After about the 4th time of passing out and coming to, I realized that any movement was too painful and was causing me to black out all over again. It became apparent I was not going anywhere anytime soon. But it was in. That little T-shaped device that was going to ward off unwanted pregnancy was nestled firmly in my uterus, where it would stay for the next 5 years.
After about an hour, I finally managed to put my legs down, peel my sweat-soaked back off the couch, and, with none of my dignity intact, replace my pink thong and my leggings. I was swiftly whisked from the surgery by my Mum, who fair play to her had witnessed the whole thing and managed to remain calm, and was plopped in my bed where I could begin the process of wallowing in self-pity for the remainder of the day, with a hot water bottle and paracetamol.
Mildly uncomfortable my arse.
Once the pain wore off however, I honestly completely forgot about it.
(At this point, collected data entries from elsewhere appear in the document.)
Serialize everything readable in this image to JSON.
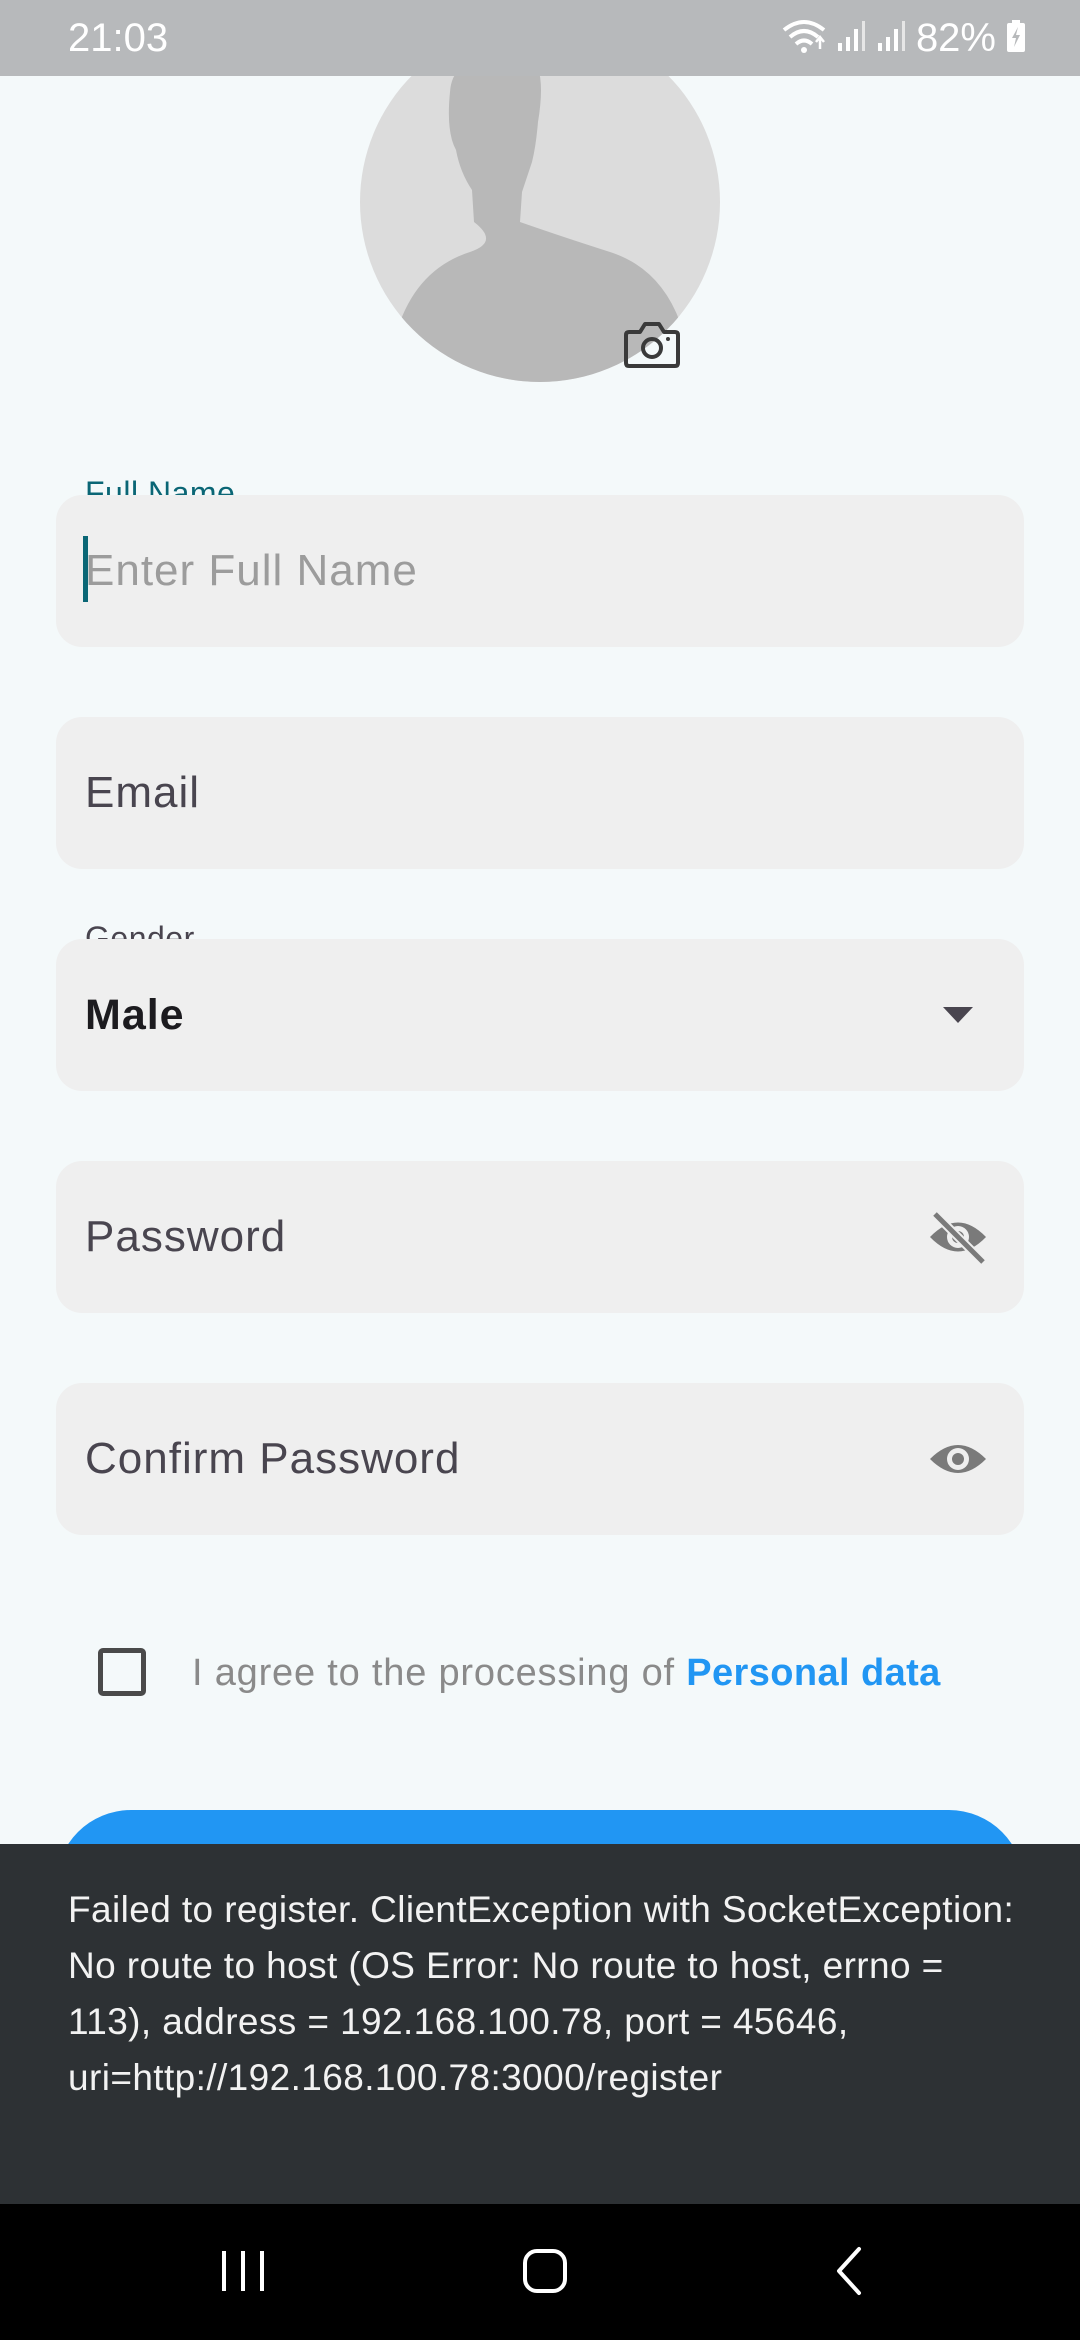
{
  "status_bar": {
    "time": "21:03",
    "battery": "82%",
    "icons": [
      "wifi-icon",
      "signal-icon",
      "signal-icon",
      "battery-charging-icon"
    ]
  },
  "avatar": {
    "icon": "person-silhouette-icon",
    "camera_icon": "camera-icon"
  },
  "form": {
    "full_name": {
      "label": "Full Name",
      "placeholder": "Enter Full Name",
      "label_color": "#0a6675"
    },
    "email": {
      "label": "Email"
    },
    "gender": {
      "label": "Gender",
      "value": "Male",
      "icon": "dropdown-arrow-icon"
    },
    "password": {
      "label": "Password",
      "icon": "visibility-off-icon"
    },
    "confirm_password": {
      "label": "Confirm Password",
      "icon": "visibility-icon"
    },
    "agreement": {
      "checked": false,
      "text": "I agree to the processing of ",
      "link": "Personal data",
      "link_color": "#2196f3"
    }
  },
  "primary_button": {
    "color": "#2196f3"
  },
  "snackbar": {
    "message": "Failed to register. ClientException with SocketException: No route to host (OS Error: No route to host, errno = 113), address = 192.168.100.78, port = 45646, uri=http://192.168.100.78:3000/register"
  },
  "nav_bar": {
    "buttons": [
      "recents-icon",
      "home-icon",
      "back-icon"
    ]
  }
}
Some medical professionals say that you should be able to feel the little copper wire that comes down from the bottom of the device, but I have yet to feel it, although I have been assured on numerous checkups that the device is secure. I personally don’t have any periods and have yet to experience any complications or side effects, although I know this is not the case for everyone. I have to say, I am dreading having it out, however, in my opinion, a days’ worth of pain is a small price to pay for not having to take the pill everyday and for not having to maintain something for half a decade.
If anyone were to ask me whether I think women should be offered some local anesthetic for this procedure, I would say ABSOLUTELY. The concerns outlined in the aftercare leaflet and by the nurses that did my procedure made zero mention of the sheer amount of pain my body would experience. To me, it seems a very needlessly brutal procedure wrapped in the lie of ‘mild discomfort.’ So would I recommend the IUD as a more permanent form of contraception? Yes. It is perfect for those women who, like me, just want to forget about it. I would also recommend it to anyone suffering from endometriosis, as it can help ease that chronic pelvic pain and those crippling periods. However, would I recommend the procedure? No. It’s not for the faint-hearted. I am hoping to see reform on this, especially with the recent media attention, but with the complete disregard for women evidenced in associated pain or side effects of any form of contraception, I am not holding my breath. All I can do now is wait until 2024 and hope that the removal and reinsertion is exponentially easier than the initial insertion.